What does tank cycle mean? This term may sound familiar to you, but in this article you will learn exactly what it means. What is the nitrogen cycle? Why is it so important? And how do I know my tank is cycled? This is a simple guide on how to cycle your aquarium.
When we talk about tank cycling process we are primarily referring to the nitrogen cycle, biological cycle or nitrification process.
The nitrogen cycle is a natural process that helps break down toxic metabolic products into less harmful substances for fish. You can’t avoid the nitrogen cycle when owning your own fish tank.
When you setting up an aquarium, you need to remember that nitrogen cycle normally lasts between 6 to 8 weeks. The aquarium water should reach a biological balance before you add a new fish.
Every young aquarist should be aware of how the nitrogen cycle proceeds. Lack of knowledge may lead to mass or single fish deaths, algae growth, or cause cloudy water in fish tank. Incorrect water filtration or too many fish in the tank may lead to biological imbalance.
Key Takeways:
- The nitrogen cycle is crucial for a healthy fish tank, breaking down harmful substances.
- It typically takes 6 to 8 weeks to establish a biological balance before adding fish.
- Fish waste releases ammonia, converted by beneficial bacteria.
- The nitrogen cycle consists of Ammonia, Nitrites, and Nitrates stages.
- Regular water changes maintain safe nitrate levels.
- Two cycling methods: Cycling with Fish (experts) and Cycling without Fish (beginners).
- Speed up with mature tank substrate, filter media, or plants.
- Regular testing ensures a safe tank.
- Watch for ammonia poisoning if levels are too high.
- Blackwater tanks mimic Amazon ecosystems.
- Ich (White Spot Disease) can affect freshwater fish.
- 3-gallon and 1-gallon tanks are unsuitable for fish.
What is biological balance?
Biological balance is a condition in a tank that maintains a balance between the biocenosis and the biotope in a way that ensures the welfare of the animals and plants kept in the tank. For simplicity, we can say that it is a situation in which the aquarium is able to cope with excessive fish feces and organic matter in the tank.

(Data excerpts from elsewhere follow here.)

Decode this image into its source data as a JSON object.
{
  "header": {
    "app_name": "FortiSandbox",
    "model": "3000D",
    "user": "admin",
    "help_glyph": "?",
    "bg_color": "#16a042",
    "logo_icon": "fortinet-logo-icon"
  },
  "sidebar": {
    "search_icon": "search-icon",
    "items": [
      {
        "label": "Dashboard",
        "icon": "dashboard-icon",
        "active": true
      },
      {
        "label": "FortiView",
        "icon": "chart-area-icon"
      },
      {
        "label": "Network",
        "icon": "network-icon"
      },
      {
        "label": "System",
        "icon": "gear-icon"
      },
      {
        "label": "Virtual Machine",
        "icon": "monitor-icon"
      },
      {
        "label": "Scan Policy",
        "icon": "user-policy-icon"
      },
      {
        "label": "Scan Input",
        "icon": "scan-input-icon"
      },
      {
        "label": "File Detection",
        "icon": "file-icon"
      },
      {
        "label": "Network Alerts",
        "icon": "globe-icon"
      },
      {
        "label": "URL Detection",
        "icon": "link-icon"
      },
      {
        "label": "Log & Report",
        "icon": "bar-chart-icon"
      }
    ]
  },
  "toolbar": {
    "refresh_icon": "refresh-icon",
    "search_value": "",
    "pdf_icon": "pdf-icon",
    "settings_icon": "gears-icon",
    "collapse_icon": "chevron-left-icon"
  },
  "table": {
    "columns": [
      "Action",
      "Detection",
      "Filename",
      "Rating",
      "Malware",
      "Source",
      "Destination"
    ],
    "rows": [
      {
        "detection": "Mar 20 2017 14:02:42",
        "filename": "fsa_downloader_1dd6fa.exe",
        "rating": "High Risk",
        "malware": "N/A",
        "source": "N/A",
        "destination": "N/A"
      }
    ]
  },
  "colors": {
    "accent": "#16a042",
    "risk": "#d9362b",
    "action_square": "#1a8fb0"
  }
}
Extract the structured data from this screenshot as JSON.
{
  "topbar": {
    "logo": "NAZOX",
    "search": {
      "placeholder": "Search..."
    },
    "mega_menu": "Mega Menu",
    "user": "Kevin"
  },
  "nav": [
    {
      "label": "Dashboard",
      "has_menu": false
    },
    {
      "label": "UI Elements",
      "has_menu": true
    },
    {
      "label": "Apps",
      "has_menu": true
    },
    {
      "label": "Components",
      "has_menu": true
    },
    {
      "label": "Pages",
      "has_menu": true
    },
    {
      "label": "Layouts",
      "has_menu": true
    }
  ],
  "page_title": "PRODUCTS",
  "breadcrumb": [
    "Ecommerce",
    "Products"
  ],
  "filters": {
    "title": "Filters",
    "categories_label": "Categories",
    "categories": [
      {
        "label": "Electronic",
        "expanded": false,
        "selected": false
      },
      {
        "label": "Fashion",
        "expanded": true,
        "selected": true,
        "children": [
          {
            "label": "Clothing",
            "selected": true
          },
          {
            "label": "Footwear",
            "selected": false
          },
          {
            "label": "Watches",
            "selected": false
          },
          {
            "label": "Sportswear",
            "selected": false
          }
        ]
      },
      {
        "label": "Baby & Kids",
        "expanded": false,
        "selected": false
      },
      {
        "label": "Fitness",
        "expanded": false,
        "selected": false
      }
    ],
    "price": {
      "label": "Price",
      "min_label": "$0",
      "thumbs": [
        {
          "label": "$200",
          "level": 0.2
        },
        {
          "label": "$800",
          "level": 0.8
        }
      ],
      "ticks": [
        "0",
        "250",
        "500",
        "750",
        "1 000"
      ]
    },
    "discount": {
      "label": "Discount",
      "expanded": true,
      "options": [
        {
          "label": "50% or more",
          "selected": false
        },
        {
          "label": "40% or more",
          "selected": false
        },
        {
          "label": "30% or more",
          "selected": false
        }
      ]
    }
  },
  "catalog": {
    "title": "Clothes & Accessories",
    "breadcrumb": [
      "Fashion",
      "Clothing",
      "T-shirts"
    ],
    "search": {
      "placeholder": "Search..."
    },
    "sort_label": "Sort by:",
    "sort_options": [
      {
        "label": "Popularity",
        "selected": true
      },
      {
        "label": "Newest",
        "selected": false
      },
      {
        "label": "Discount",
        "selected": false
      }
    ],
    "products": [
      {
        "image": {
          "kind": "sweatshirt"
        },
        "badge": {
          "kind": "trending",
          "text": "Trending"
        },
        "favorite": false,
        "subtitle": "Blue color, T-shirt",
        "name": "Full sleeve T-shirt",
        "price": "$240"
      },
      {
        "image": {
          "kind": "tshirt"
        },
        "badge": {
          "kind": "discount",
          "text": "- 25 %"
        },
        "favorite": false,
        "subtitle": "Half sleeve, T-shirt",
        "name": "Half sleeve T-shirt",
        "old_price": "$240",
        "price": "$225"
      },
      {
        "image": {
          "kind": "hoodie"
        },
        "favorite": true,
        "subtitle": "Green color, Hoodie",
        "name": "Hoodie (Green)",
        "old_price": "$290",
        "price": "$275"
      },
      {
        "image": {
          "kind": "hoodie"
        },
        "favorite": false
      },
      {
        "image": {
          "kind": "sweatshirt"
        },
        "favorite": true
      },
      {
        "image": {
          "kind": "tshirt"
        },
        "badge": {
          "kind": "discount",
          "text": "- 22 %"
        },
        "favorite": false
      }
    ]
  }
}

I show you what is going on behind the scenes.
No fish wants to swim in water surrounded by own pee and poo. It can harm their health. We must remember that fish poop and pee in the same water they swim in. We poop in the toilet, fish don’t have that option.
Poop and other waste releases harmful ammonia into the water. Beneficial bacteria help them to destroy ammonia. The beneficial bacteria that are needed for the cycling process live in the filter media, substrate, and decorations.
Ammonia is toxic to your fish. Death by poo? No way! The cycling process helps avoid above situation.
The nitrogen cycle process
The nitrogen cycle is easiest to explain in the diagram.
The source of nitrogen, which is an essential element in the tank, is basically ammonia. But nitrogen cannot be used by itself. First of all ammonia (toxic) must be converted into nitrites (toxic), and then into nitrates (non-toxic).
Your fish eat the food you prepare for them. When you feed your fish, a lot of food sinks to the bottom (carbon dioxide is also produced during this process – see the diagram).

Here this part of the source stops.